"Pour décrire le chagrin d'amour, j'avais lu mille et une métaphores et comparaisons qui me semblaient ridicules et invraisemblables. Des clichés qui se tassaient dans des livres poussiéreux, des façons de dire, d'écrire pour faire pleurer les jeunes filles et qui leur donnaient, paradoxalement, l'envie d'aimer tant cela semblait fou & fiévreux. Comme j'avais tort. Ces gens-là avaient tout vécu avant moi.
Je me souviens qu'après avoir lu Les Liaisons Dangereuses de Laclos, je m'étais demandé comment Madame de Tourvel avait pu se laisser mourir de cette façon. En fait, maintenant, je le comprends très bien.
Je n'avais aucune idée de ce que c'était souffrir ; je pleurais autrefois comme les enfants le font ; plus par rage que par douleur. Parce que ce que je vivais me semblait triste et blessant. J'ai appris à souffrir quand j'ai appris à aimer, sans savoir que les deux étaient profondément liés. L'amour, l'amor, la mort ; pas étonnant que les sons de ces mots soient si proches. Je ne sais pas comment décrire tout ça sans passer par les nombreuses et fameuses fleurs de style connues et répétées.

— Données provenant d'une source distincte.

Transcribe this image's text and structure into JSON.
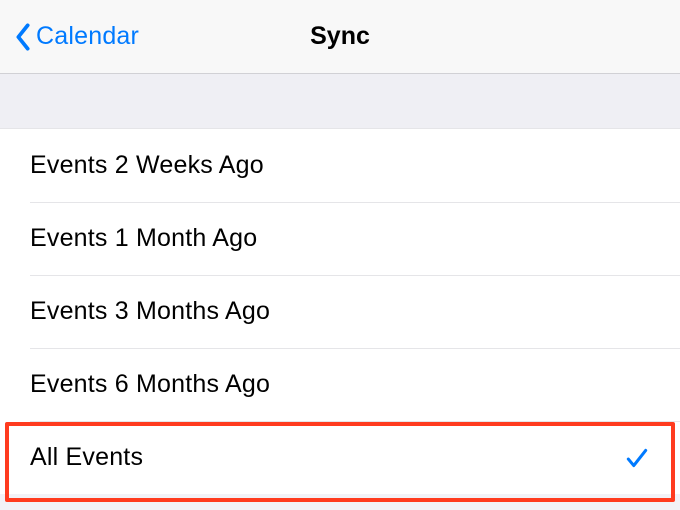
{
  "nav": {
    "back_label": "Calendar",
    "title": "Sync"
  },
  "options": [
    {
      "label": "Events 2 Weeks Ago",
      "selected": false
    },
    {
      "label": "Events 1 Month Ago",
      "selected": false
    },
    {
      "label": "Events 3 Months Ago",
      "selected": false
    },
    {
      "label": "Events 6 Months Ago",
      "selected": false
    },
    {
      "label": "All Events",
      "selected": true
    }
  ],
  "colors": {
    "accent": "#007aff",
    "highlight": "#ff3b1f"
  }
}
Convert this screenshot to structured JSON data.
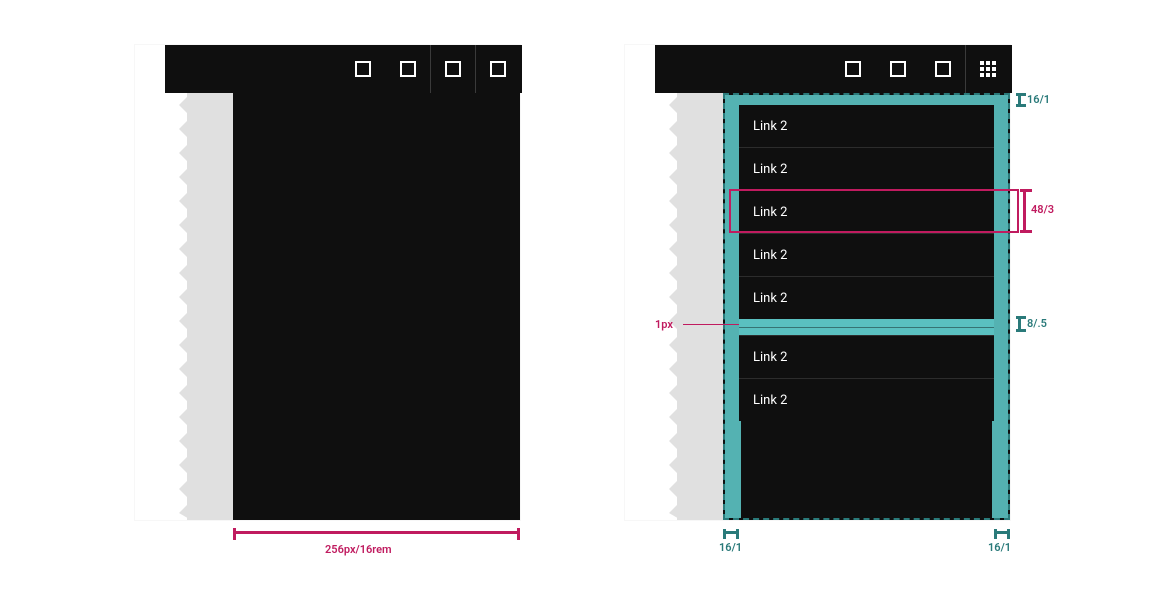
{
  "left": {
    "width_label": "256px/16rem"
  },
  "right": {
    "top_gap_label": "16/1",
    "row_height_label": "48/3",
    "divider_gap_label": "8/.5",
    "h_padding_left_label": "16/1",
    "h_padding_right_label": "16/1",
    "divider_rule_label": "1px",
    "menu": {
      "group1": [
        "Link 2",
        "Link 2",
        "Link 2",
        "Link 2",
        "Link 2"
      ],
      "group2": [
        "Link 2",
        "Link 2"
      ]
    }
  },
  "colors": {
    "teal": "#5ac0c0",
    "pink": "#c01b5f",
    "black": "#0f0f0f"
  }
}
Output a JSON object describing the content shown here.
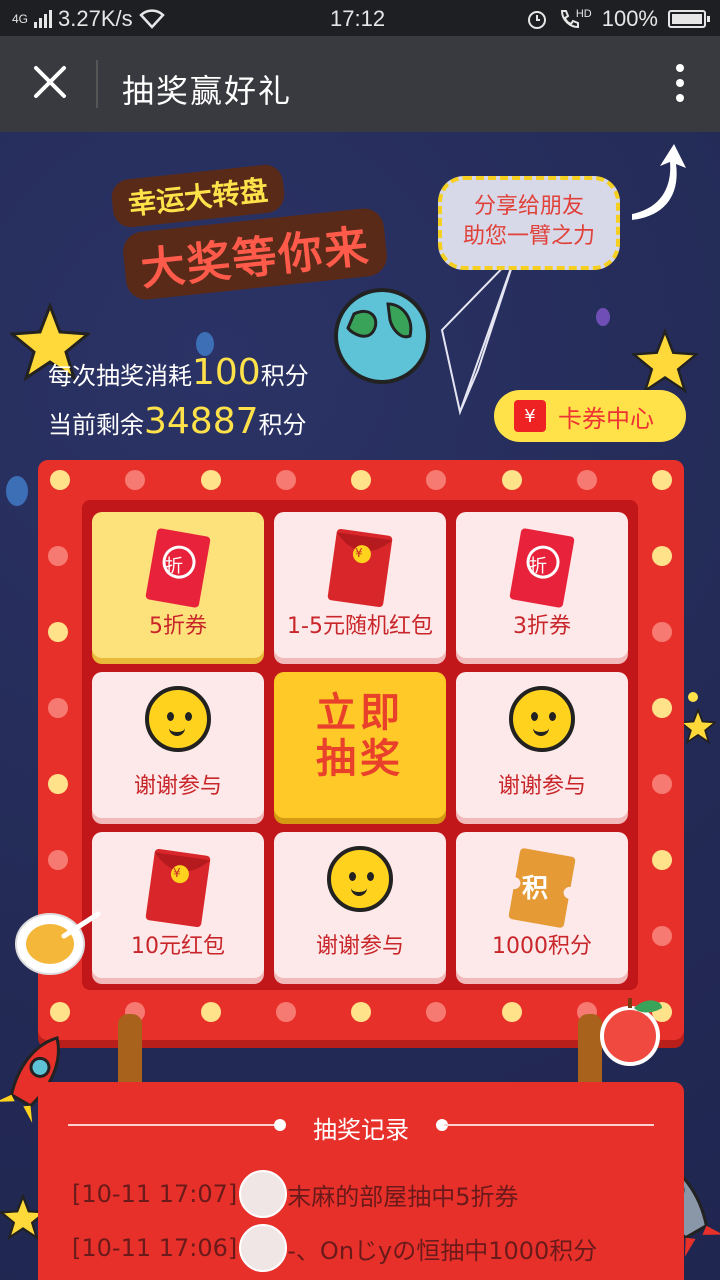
{
  "status_bar": {
    "network": "4G",
    "speed": "3.27K/s",
    "time": "17:12",
    "call_badge": "HD",
    "battery": "100%"
  },
  "app_bar": {
    "title": "抽奖赢好礼"
  },
  "hero": {
    "banner_line1": "幸运大转盘",
    "banner_line2": "大奖等你来",
    "share_line1": "分享给朋友",
    "share_line2": "助您一臂之力"
  },
  "points": {
    "cost_prefix": "每次抽奖消耗",
    "cost_value": "100",
    "cost_suffix": "积分",
    "remain_prefix": "当前剩余",
    "remain_value": "34887",
    "remain_suffix": "积分"
  },
  "coupon_center": {
    "icon": "¥",
    "label": "卡券中心"
  },
  "prizes": [
    {
      "label": "5折券",
      "icon": "discount-ticket-icon",
      "glyph": "折"
    },
    {
      "label": "1-5元随机红包",
      "icon": "red-envelope-icon",
      "glyph": "¥"
    },
    {
      "label": "3折券",
      "icon": "discount-ticket-icon",
      "glyph": "折"
    },
    {
      "label": "谢谢参与",
      "icon": "smiley-icon"
    },
    {
      "label": "谢谢参与",
      "icon": "smiley-icon"
    },
    {
      "label": "10元红包",
      "icon": "red-envelope-icon",
      "glyph": "¥"
    },
    {
      "label": "谢谢参与",
      "icon": "smiley-icon"
    },
    {
      "label": "1000积分",
      "icon": "points-ticket-icon",
      "glyph": "积"
    }
  ],
  "draw_button": {
    "line1": "立即",
    "line2": "抽奖"
  },
  "records": {
    "title": "抽奖记录",
    "items": [
      {
        "time": "[10-11 17:07]",
        "text": "末麻的部屋抽中5折券"
      },
      {
        "time": "[10-11 17:06]",
        "text": "-、Onじyの恒抽中1000积分"
      }
    ]
  },
  "colors": {
    "background": "#232a55",
    "board_red": "#e8302a",
    "accent_yellow": "#ffe24a",
    "active_cell": "#fde27c"
  }
}
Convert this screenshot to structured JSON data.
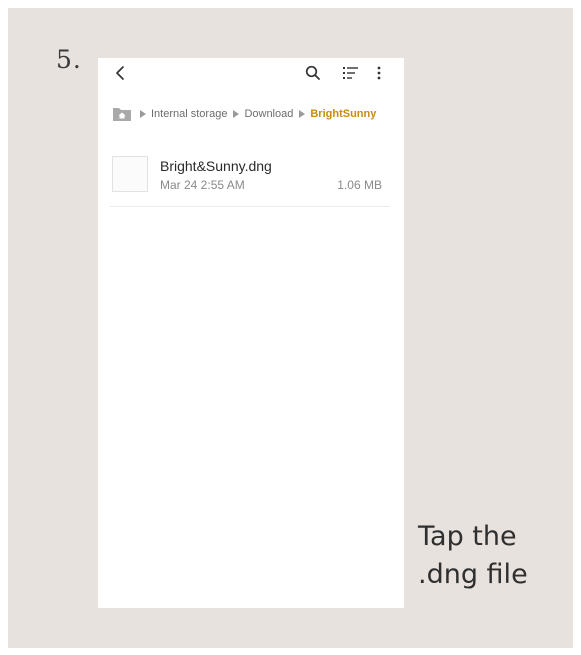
{
  "step": {
    "number": "5."
  },
  "phone": {
    "toolbar": {
      "back_icon": "chevron-left-icon",
      "search_icon": "search-icon",
      "sort_icon": "sort-list-icon",
      "more_icon": "more-vertical-icon"
    },
    "breadcrumb": {
      "home_icon": "home-folder-icon",
      "items": [
        "Internal storage",
        "Download",
        "BrightSunny"
      ],
      "active_color": "#c98a12"
    },
    "files": [
      {
        "name": "Bright&Sunny.dng",
        "date": "Mar 24 2:55 AM",
        "size": "1.06 MB"
      }
    ]
  },
  "instruction": {
    "line1": "Tap the",
    "line2": ".dng file"
  },
  "colors": {
    "background": "#e7e2de",
    "screen": "#ffffff",
    "accent": "#c98a12"
  }
}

Mon chagrin n'était pas pensé ; il était physique. C'est comme si quelque chose poussait en moi, me déchirait les entrailles, s'enraciner profondément dans mon corps, perçait des centaines de trous simultanément, continuellement dans chacun de mes membres. Une fleur pestilentielle qui bouffe le coeur, qui détruit l'air et pourrit la chair, que l'on sent respirer, vivre sous sa peau. 
J'étais amorphe, vide ; je regardais les secondes s'écouler, elles raisonnaient dans ma tête comme un compte à rebours ; je n'avais envie de rien et je vivais avec la peur au ventre. Peur de le voir au coin d'une rue, accompagné d'une femme, une de ces foutues bonnes femmes qu'il ne pouvait pas voir, qui ne savaient que l'abîmer et qui ne se rendaient pas compte que c'était justement ça qu'il cherchait.
J'avais des sueurs froides quand je lui parlais, des nausées soudaines ; j'étais effrayée par chacun des mots qu'il prononçait, effrayée par l'impact qu'ils auraient sur moi. Je me disais, va t'en, va t'en avant que tu ne deviennes folle. Avant que tout ça finisse par te tuer ; avant que la douleur finisse par laisser des marques meurtrières. Mais je n'arrivais pas à me résoudre. 
J'étais finalement plus pathétique que la dévote abusée de Laclos, que le Prince de Clèves abdiquant face à Nemours ; pire que l'Ellénore d'Adolphe ; tous ces personnages avaient au moins la décence de mourir dignement, d'être des héros de l'amour périssant sous le poids d'une passion impossible. Moi, je restais ici sous l'emprise de son indifférence ; accrochée, malgré tout, par l'espoir qu'il finirait par m'aimer. Et je ne savais faire que ça."